Giancarlo Esposito: Hi, Will! Oh, my goodness, I remember that evening in Albuquerque. I totally remember that evening!

Bullz-Eye: I’m glad I’m not the only one!

GE: How are you? It’s good to see you again.

BE: It’s mutual, of course. So I’m curious: with “Revolution,” you’ve taken on another supporting role. Not that you don’t do them well, but do you have an active desire to kick it up to leading-man status, or do you just enjoy the challenge of making the most out of a smaller part.

GE: You know what? I always have a desire to make it to the big time. [Laughs.] But the more I’m able to put my heart and soul into a role and the fuller that character that is, then the more screen time it has, and for me that’s a plus. But I love doing what I do as a character actor, and I think that’s also important, because that enables me to strengthen my craft. And in this case, that supporting role is with some of the best folks in television. So to me, it’s a journey. I feel like there is a moment in time when there’ll be that moment to step up into films where I’m doing the lead and carrying everything, but right now I think that all is well.

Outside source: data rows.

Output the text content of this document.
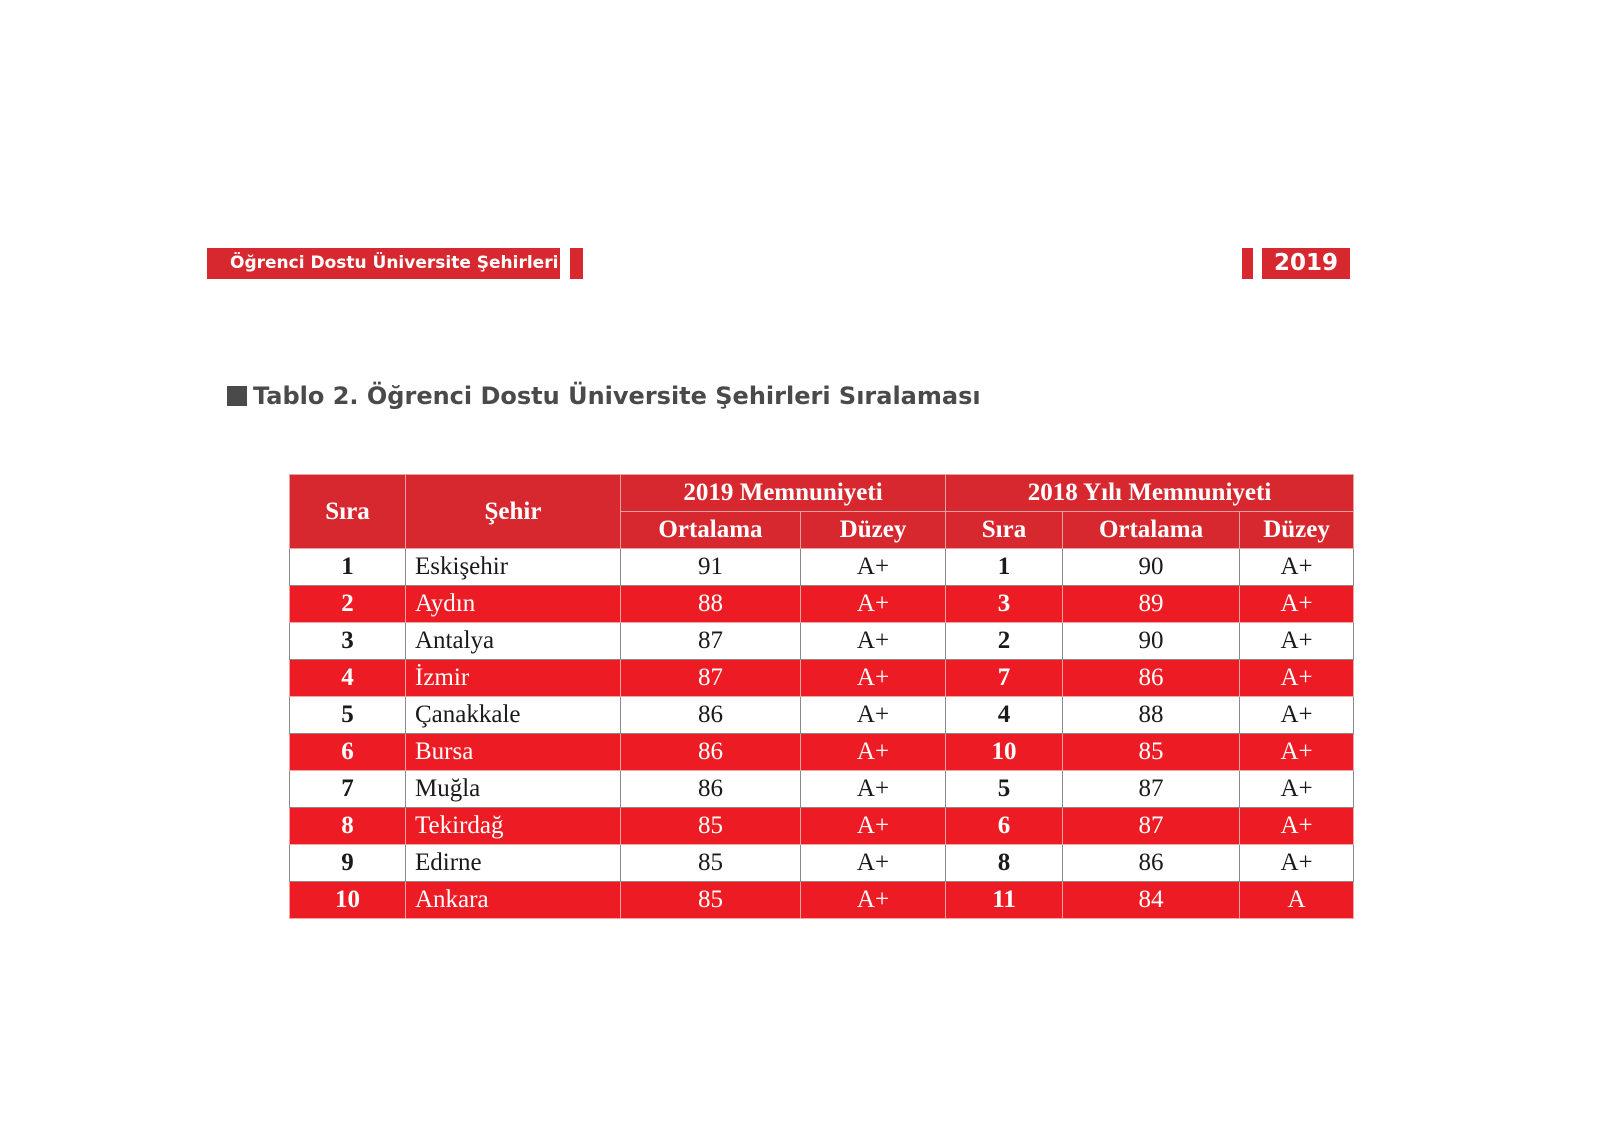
Öğrenci Dostu Üniversite Şehirleri	2019
Tablo 2. Öğrenci Dostu Üniversite Şehirleri Sıralaması
Sıra	Şehir	2019 Memnuniyeti		2018 Yılı Memnuniyeti		
		Ortalama	Düzey	Sıra	Ortalama	Düzey
1	Eskişehir	91	A+	1	90	A+
2	Aydın	88	A+	3	89	A+
3	Antalya	87	A+	2	90	A+
4	İzmir	87	A+	7	86	A+
5	Çanakkale	86	A+	4	88	A+
6	Bursa	86	A+	10	85	A+
7	Muğla	86	A+	5	87	A+
8	Tekirdağ	85	A+	6	87	A+
9	Edirne	85	A+	8	86	A+
10	Ankara	85	A+	11	84	A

I’m coming off this time with “Breaking Bad” and that’s been very special for me, and it’s a nice way to decompress and play a character that’s a heavy but probably a little more of a loose cannon, a little more psychotic. He’d love to think he’s always in control, but he does lose it. And he’s a guy who’s a little bit different than the last guy, but…audiences just love the bad guy! [Laughs.] And they love the character actor that can play him in a fuller way. So I’m all in. I’m all in with this “Revolution.” I think the show itself is about evolution of human beings, and on a grand scale. I mean, this is an epic show. I don’t know what people expect, but some seem to think that they may be seeing something they’ve seen before. They’re not. It’s a big show to do, a big show to produce…it’s a big, wide canvas of a show, but I think it’s not only a grand action/adventure series but it’s also a very dramatic, character-driven show as well.